Por eso, quedarse en ellos como en un fin es un desorden que
nos aleja de Dios: éste es siempre uno de los elementos de todo pecado,
que tiene en su raíz la conversión a las criaturas; todos tenemos
ese peligro real de trastocar los fines, porque el apegamiento a los medios
materiales nos puede hacer olvidar nuestro fin último.
Los más beneficiados con bienes de fortuna tienen mayor
peligro de apegarse a ellos, también mayor responsabilidad ante Dios
de hacerlos rendir: han de comunicar al prójimo con generosa esplendidez
y obligada caridad una parte importante de esos bienes.

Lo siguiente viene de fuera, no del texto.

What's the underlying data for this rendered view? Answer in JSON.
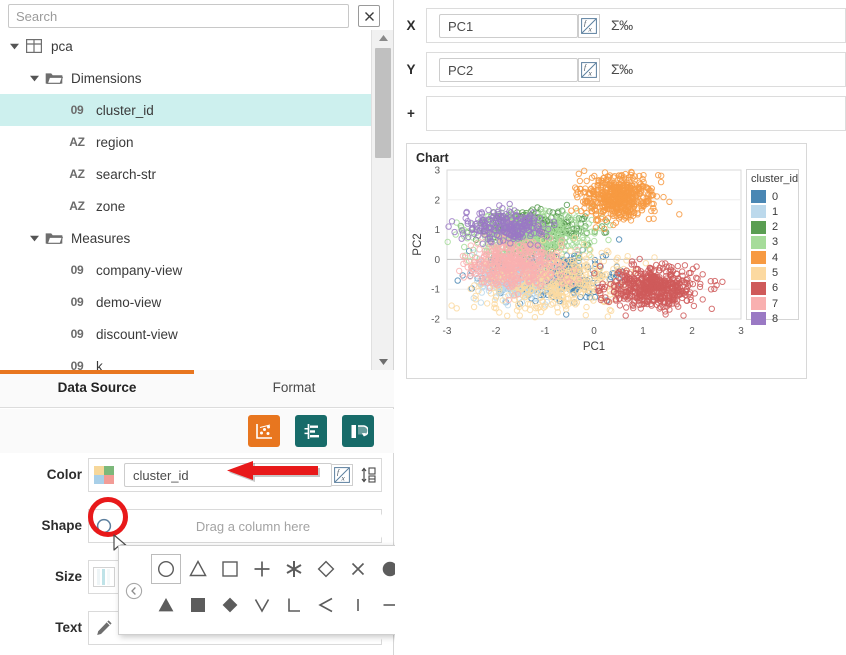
{
  "search": {
    "placeholder": "Search",
    "value": ""
  },
  "tree": {
    "nodes": [
      {
        "label": "pca",
        "type": "table",
        "indent": 0,
        "caret": "down",
        "selected": false
      },
      {
        "label": "Dimensions",
        "type": "folder",
        "indent": 1,
        "caret": "down",
        "selected": false
      },
      {
        "label": "cluster_id",
        "type": "number",
        "indent": 2,
        "caret": "none",
        "selected": true,
        "badge": "09"
      },
      {
        "label": "region",
        "type": "string",
        "indent": 2,
        "caret": "none",
        "selected": false,
        "badge": "AZ"
      },
      {
        "label": "search-str",
        "type": "string",
        "indent": 2,
        "caret": "none",
        "selected": false,
        "badge": "AZ"
      },
      {
        "label": "zone",
        "type": "string",
        "indent": 2,
        "caret": "none",
        "selected": false,
        "badge": "AZ"
      },
      {
        "label": "Measures",
        "type": "folder",
        "indent": 1,
        "caret": "down",
        "selected": false
      },
      {
        "label": "company-view",
        "type": "number",
        "indent": 2,
        "caret": "none",
        "selected": false,
        "badge": "09"
      },
      {
        "label": "demo-view",
        "type": "number",
        "indent": 2,
        "caret": "none",
        "selected": false,
        "badge": "09"
      },
      {
        "label": "discount-view",
        "type": "number",
        "indent": 2,
        "caret": "none",
        "selected": false,
        "badge": "09"
      },
      {
        "label": "k",
        "type": "number",
        "indent": 2,
        "caret": "none",
        "selected": false,
        "badge": "09"
      }
    ]
  },
  "tabs": {
    "active": "Data Source",
    "inactive": "Format",
    "accent": "#e8761f"
  },
  "marks_toolbar": {
    "buttons": [
      {
        "name": "scatter-plot",
        "active": true,
        "color": "#e8761f"
      },
      {
        "name": "filter",
        "active": false,
        "color": "#176b69"
      },
      {
        "name": "swap-axes",
        "active": false,
        "color": "#176b69"
      }
    ]
  },
  "marks": {
    "rows": [
      {
        "label": "Color",
        "value": "cluster_id",
        "is_placeholder": false,
        "icon": "color-palette-icon"
      },
      {
        "label": "Shape",
        "value": "Drag a column here",
        "is_placeholder": true,
        "icon": "circle-shape-icon"
      },
      {
        "label": "Size",
        "value": "",
        "is_placeholder": true,
        "icon": "size-bars-icon"
      },
      {
        "label": "Text",
        "value": "",
        "is_placeholder": true,
        "icon": "pencil-icon"
      }
    ]
  },
  "shape_picker": {
    "selected_index": 0,
    "shapes": [
      "circle-outline",
      "triangle-outline",
      "square-outline",
      "plus",
      "asterisk",
      "diamond-outline",
      "cross-x",
      "circle-filled",
      "triangle-filled",
      "square-filled",
      "diamond-filled",
      "chevron-down",
      "corner-l",
      "less-than",
      "vertical-bar",
      "horizontal-dash"
    ]
  },
  "encodings": {
    "rows": [
      {
        "letter": "X",
        "value": "PC1",
        "agg": "Σ‰"
      },
      {
        "letter": "Y",
        "value": "PC2",
        "agg": "Σ‰"
      },
      {
        "letter": "+",
        "value": "",
        "agg": ""
      }
    ]
  },
  "chart_data": {
    "type": "scatter",
    "title": "Chart",
    "xlabel": "PC1",
    "ylabel": "PC2",
    "xlim": [
      -3,
      3
    ],
    "ylim": [
      -2,
      3
    ],
    "xticks": [
      -3,
      -2,
      -1,
      0,
      1,
      2,
      3
    ],
    "yticks": [
      -2,
      -1,
      0,
      1,
      2,
      3
    ],
    "grid": true,
    "marker": "open-circle",
    "legend": {
      "title": "cluster_id",
      "position": "right"
    },
    "series": [
      {
        "name": "0",
        "color": "#4a87b4",
        "n": 430,
        "center": [
          -0.95,
          -0.55
        ],
        "spread": [
          0.62,
          0.36
        ]
      },
      {
        "name": "1",
        "color": "#bcd9ec",
        "n": 330,
        "center": [
          -1.62,
          -0.66
        ],
        "spread": [
          0.42,
          0.33
        ]
      },
      {
        "name": "2",
        "color": "#5a9e52",
        "n": 360,
        "center": [
          -1.22,
          1.02
        ],
        "spread": [
          0.5,
          0.3
        ]
      },
      {
        "name": "3",
        "color": "#a6dc9a",
        "n": 430,
        "center": [
          -1.3,
          0.8
        ],
        "spread": [
          0.6,
          0.38
        ]
      },
      {
        "name": "4",
        "color": "#f79a42",
        "n": 520,
        "center": [
          0.5,
          2.1
        ],
        "spread": [
          0.36,
          0.38
        ]
      },
      {
        "name": "5",
        "color": "#fcd9a0",
        "n": 420,
        "center": [
          -0.72,
          -0.75
        ],
        "spread": [
          0.7,
          0.55
        ]
      },
      {
        "name": "6",
        "color": "#cf5a5a",
        "n": 520,
        "center": [
          1.25,
          -0.95
        ],
        "spread": [
          0.45,
          0.33
        ]
      },
      {
        "name": "7",
        "color": "#f9b0b0",
        "n": 420,
        "center": [
          -1.62,
          -0.1
        ],
        "spread": [
          0.48,
          0.4
        ]
      },
      {
        "name": "8",
        "color": "#9a79c4",
        "n": 230,
        "center": [
          -1.8,
          1.1
        ],
        "spread": [
          0.42,
          0.28
        ]
      }
    ]
  }
}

Así lo explica Santo Tomás de Aquino: "en el uso
de las riquezas no debe tener el hombre las cosas externas como propias,
sino como comunes; de tal suerte que fácilmente las comunique a otros
cuando lo necesiten... Verdad es que a nadie se manda socorrer a otros con
lo que para sí o para los suyos necesita.... pero satisfecha la necesidad
y el decoro, deber nuestro es, de lo que sobra, socorrer a los indigentes"

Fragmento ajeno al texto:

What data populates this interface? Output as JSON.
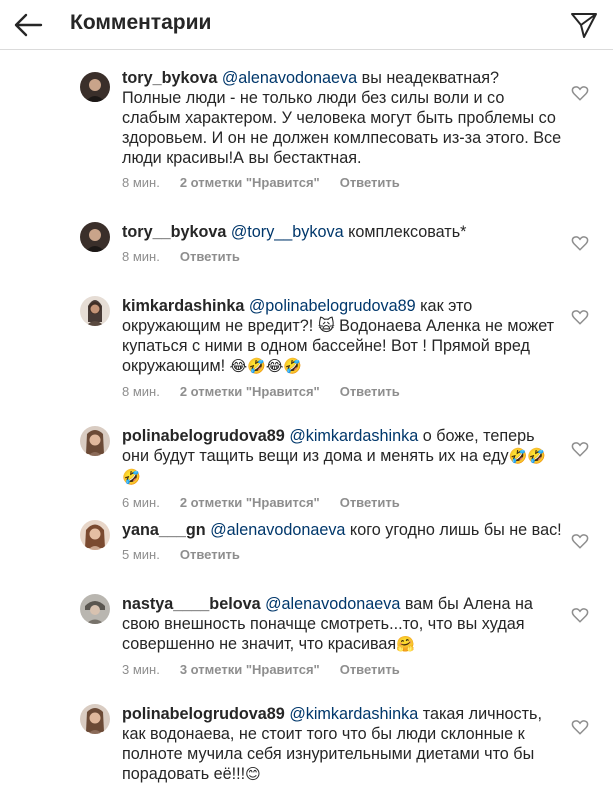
{
  "header": {
    "title": "Комментарии"
  },
  "comments": [
    {
      "username": "tory_bykova",
      "mention": "@alenavodonaeva",
      "text": " вы неадекватная? Полные люди - не только люди без силы воли и со слабым характером. У человека могут быть проблемы со здоровьем. И он не должен комлпесовать из-за этого.  Все люди красивы!А вы бестактная.",
      "emoji": "",
      "time": "8 мин.",
      "likes": "2 отметки \"Нравится\"",
      "reply": "Ответить"
    },
    {
      "username": "tory__bykova",
      "mention": "@tory__bykova",
      "text": " комплексовать*",
      "emoji": "",
      "time": "8 мин.",
      "likes": "",
      "reply": "Ответить"
    },
    {
      "username": "kimkardashinka",
      "mention": "@polinabelogrudova89",
      "text": " как это окружающим не вредит?! 🙀 Водонаева Аленка не может купаться с ними в одном бассейне! Вот ! Прямой вред окружающим! ",
      "emoji": "😂🤣😂🤣",
      "time": "8 мин.",
      "likes": "2 отметки \"Нравится\"",
      "reply": "Ответить"
    },
    {
      "username": "polinabelogrudova89",
      "mention": "@kimkardashinka",
      "text": " о боже, теперь они будут тащить вещи из дома и менять их на еду",
      "emoji": "🤣🤣🤣",
      "time": "6 мин.",
      "likes": "2 отметки \"Нравится\"",
      "reply": "Ответить"
    },
    {
      "username": "yana___gn",
      "mention": "@alenavodonaeva",
      "text": " кого угодно лишь бы не вас!",
      "emoji": "",
      "time": "5 мин.",
      "likes": "",
      "reply": "Ответить"
    },
    {
      "username": "nastya____belova",
      "mention": "@alenavodonaeva",
      "text": " вам бы Алена на свою внешность  поначще смотреть...то, что вы худая совершенно не значит, что  красивая",
      "emoji": "🤗",
      "time": "3 мин.",
      "likes": "3 отметки \"Нравится\"",
      "reply": "Ответить"
    },
    {
      "username": "polinabelogrudova89",
      "mention": "@kimkardashinka",
      "text": " такая личность, как водонаева, не стоит того что бы люди склонные к полноте мучила себя изнурительными диетами что бы порадовать  её!!!",
      "emoji": "😊",
      "time": "",
      "likes": "",
      "reply": ""
    }
  ],
  "colors": {
    "text": "#262626",
    "mention": "#00376b",
    "meta": "#8e8e8e",
    "divider": "#dbdbdb"
  },
  "icons": {
    "back": "arrow-left-icon",
    "send": "paper-plane-icon",
    "like": "heart-outline-icon"
  }
}
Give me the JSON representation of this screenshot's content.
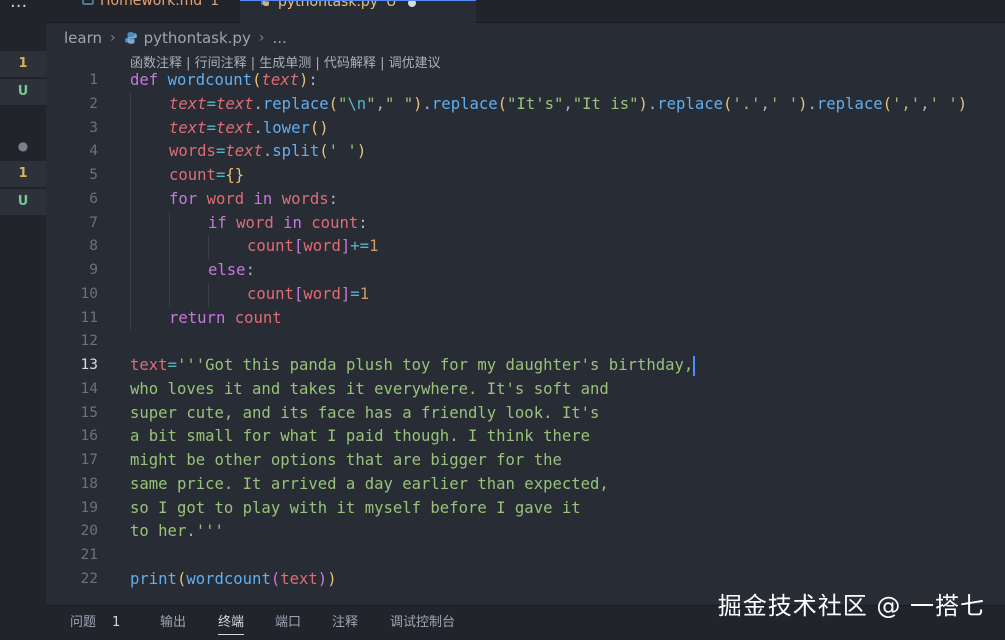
{
  "activity": {
    "badge_1": "1",
    "badge_u1": "U",
    "badge_2": "1",
    "badge_u2": "U"
  },
  "tabs": {
    "more": "...",
    "tab1_name": "Homework.md",
    "tab1_badge": "1",
    "tab2_name": "pythontask.py",
    "tab2_badge": "U"
  },
  "breadcrumb": {
    "folder": "learn",
    "file": "pythontask.py",
    "more": "..."
  },
  "codelens": "函数注释 | 行间注释 | 生成单测 | 代码解释 | 调优建议",
  "line_numbers": [
    "1",
    "2",
    "3",
    "4",
    "5",
    "6",
    "7",
    "8",
    "9",
    "10",
    "11",
    "12",
    "13",
    "14",
    "15",
    "16",
    "17",
    "18",
    "19",
    "20",
    "21",
    "22"
  ],
  "code": {
    "l1_def": "def",
    "l1_fn": "wordcount",
    "l1_param": "text",
    "l2_a": "text",
    "l2_b": "text",
    "l2_m": "replace",
    "l2_s1": "\"",
    "l2_esc": "\\n",
    "l2_s1b": "\"",
    "l2_s2": "\" \"",
    "l2_s3": "\"It's\"",
    "l2_s4": "\"It is\"",
    "l2_s5": "'.'",
    "l2_s6": "' '",
    "l2_s7": "','",
    "l2_s8": "' '",
    "l3_a": "text",
    "l3_b": "text",
    "l3_m": "lower",
    "l4_a": "words",
    "l4_b": "text",
    "l4_m": "split",
    "l4_s": "' '",
    "l5_a": "count",
    "l6_for": "for",
    "l6_v": "word",
    "l6_in": "in",
    "l6_it": "words",
    "l7_if": "if",
    "l7_v": "word",
    "l7_in": "in",
    "l7_c": "count",
    "l8_c": "count",
    "l8_k": "word",
    "l8_n": "1",
    "l9_else": "else",
    "l10_c": "count",
    "l10_k": "word",
    "l10_n": "1",
    "l11_ret": "return",
    "l11_v": "count",
    "l13_v": "text",
    "l13_s": "'''Got this panda plush toy for my daughter's birthday,",
    "l14_s": "who loves it and takes it everywhere. It's soft and",
    "l15_s": "super cute, and its face has a friendly look. It's",
    "l16_s": "a bit small for what I paid though. I think there",
    "l17_s": "might be other options that are bigger for the",
    "l18_s": "same price. It arrived a day earlier than expected,",
    "l19_s": "so I got to play with it myself before I gave it",
    "l20_s": "to her.'''",
    "l22_print": "print",
    "l22_fn": "wordcount",
    "l22_arg": "text"
  },
  "panel": {
    "problems": "问题",
    "problems_count": "1",
    "output": "输出",
    "terminal": "终端",
    "ports": "端口",
    "comments": "注释",
    "debug_console": "调试控制台"
  },
  "watermark": "掘金技术社区 @ 一搭七",
  "colors": {
    "editor_bg": "#282c34",
    "keyword": "#c678dd",
    "function": "#61afef",
    "variable": "#e06c75",
    "string": "#98c379",
    "number": "#d19a66"
  }
}
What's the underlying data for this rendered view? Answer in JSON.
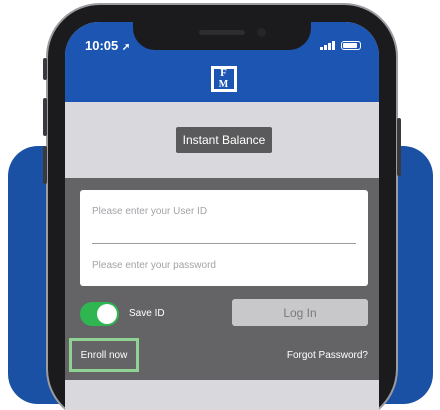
{
  "status_bar": {
    "time": "10:05"
  },
  "logo": {
    "top": "F",
    "bottom": "M"
  },
  "instant_balance": {
    "label": "Instant Balance"
  },
  "login_form": {
    "user_id_placeholder": "Please enter your User ID",
    "password_placeholder": "Please enter your password",
    "save_id_label": "Save ID",
    "save_id_on": true,
    "login_label": "Log In",
    "enroll_label": "Enroll now",
    "forgot_label": "Forgot Password?"
  },
  "colors": {
    "brand_blue": "#1c55b2",
    "toggle_green": "#2fb650",
    "highlight_green": "#8fd394"
  }
}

(S. Th., 11‑11, q. 32, a. 6).
"Si vuestro oro y plata se han enmohecido (p. ej., por la carencia
de obras buenas), la herrumbre de esos materiales dará testimonio
de vosotros, y devorará vuestras carnes como fuego" (Sant. 5,3).
Cfr. también otros muchos textos de la Sagrada Escritura
donde se nos habla de lo mismo: Lc. 12, 15, 21; Mt. 5, 3; Rom. 13, 9; Sant.
2, 1‑5.
El cristiano, y más en una época de acendrado
materialismo como la actual, ha de luchar por evitar el aburguesamiento.

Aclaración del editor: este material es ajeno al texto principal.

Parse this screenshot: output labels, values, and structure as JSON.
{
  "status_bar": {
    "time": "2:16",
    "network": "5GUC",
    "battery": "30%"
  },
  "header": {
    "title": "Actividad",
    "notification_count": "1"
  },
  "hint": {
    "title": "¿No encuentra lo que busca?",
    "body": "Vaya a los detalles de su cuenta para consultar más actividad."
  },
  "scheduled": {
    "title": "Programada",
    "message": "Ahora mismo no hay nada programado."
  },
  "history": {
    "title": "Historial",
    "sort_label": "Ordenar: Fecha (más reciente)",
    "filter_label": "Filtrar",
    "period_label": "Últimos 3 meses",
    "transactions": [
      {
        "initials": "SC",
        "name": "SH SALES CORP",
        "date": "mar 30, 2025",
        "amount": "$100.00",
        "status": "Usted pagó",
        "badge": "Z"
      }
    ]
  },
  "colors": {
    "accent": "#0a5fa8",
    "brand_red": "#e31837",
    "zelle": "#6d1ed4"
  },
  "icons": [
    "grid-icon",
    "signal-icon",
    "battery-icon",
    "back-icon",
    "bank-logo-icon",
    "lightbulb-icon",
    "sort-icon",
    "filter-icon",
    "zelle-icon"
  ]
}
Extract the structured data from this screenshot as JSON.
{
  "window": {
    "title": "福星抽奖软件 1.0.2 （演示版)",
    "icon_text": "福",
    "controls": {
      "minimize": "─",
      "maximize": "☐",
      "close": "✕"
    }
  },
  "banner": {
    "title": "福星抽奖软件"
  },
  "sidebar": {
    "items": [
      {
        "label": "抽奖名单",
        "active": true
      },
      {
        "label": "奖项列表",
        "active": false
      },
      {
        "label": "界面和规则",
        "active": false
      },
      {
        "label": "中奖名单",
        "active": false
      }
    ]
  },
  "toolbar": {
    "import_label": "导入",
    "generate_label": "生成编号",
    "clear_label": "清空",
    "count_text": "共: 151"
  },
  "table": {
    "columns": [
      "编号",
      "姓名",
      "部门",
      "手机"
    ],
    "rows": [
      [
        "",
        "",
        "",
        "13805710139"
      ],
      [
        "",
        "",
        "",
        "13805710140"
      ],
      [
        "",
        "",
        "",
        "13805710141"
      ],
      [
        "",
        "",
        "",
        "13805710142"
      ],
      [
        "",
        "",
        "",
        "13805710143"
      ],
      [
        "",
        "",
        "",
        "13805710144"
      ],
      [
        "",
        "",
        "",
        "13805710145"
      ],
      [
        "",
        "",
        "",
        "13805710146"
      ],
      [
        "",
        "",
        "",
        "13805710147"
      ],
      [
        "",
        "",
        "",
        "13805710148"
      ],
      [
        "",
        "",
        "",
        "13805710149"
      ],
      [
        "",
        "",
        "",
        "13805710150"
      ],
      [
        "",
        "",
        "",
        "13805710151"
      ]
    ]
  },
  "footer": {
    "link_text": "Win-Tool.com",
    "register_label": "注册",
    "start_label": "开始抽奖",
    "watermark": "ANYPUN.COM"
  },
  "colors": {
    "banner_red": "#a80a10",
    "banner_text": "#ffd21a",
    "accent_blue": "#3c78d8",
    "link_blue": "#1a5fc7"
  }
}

Es mal tiene multitud de detalles prácticos, que llevan al hombre
a una vida encallada en las comodidades, a las ansias de satisfacciones personales,
a la huida de todo lo que supone abnegación y vencimiento propio,
olvidándose de Dios y de los demás.
Se trata de conseguir el señorío sobre los bienes
de la tierra: no crearse necesidades, estar por encima de los bienes externos,
que son los de menor valor, etc.
"El cristiano puede estar contento aun en el estado de pobreza,
si considera que la mayor felicidad es la conciencia pura y tranquila, que
nuestra verdadera patria es el cielo, que Jesucristo se hizo pobre por nuestro
amor y ha prometido un premio especial a los que sufren con resignación
la pobreza" (Catecismo de San Pío X, n. 470).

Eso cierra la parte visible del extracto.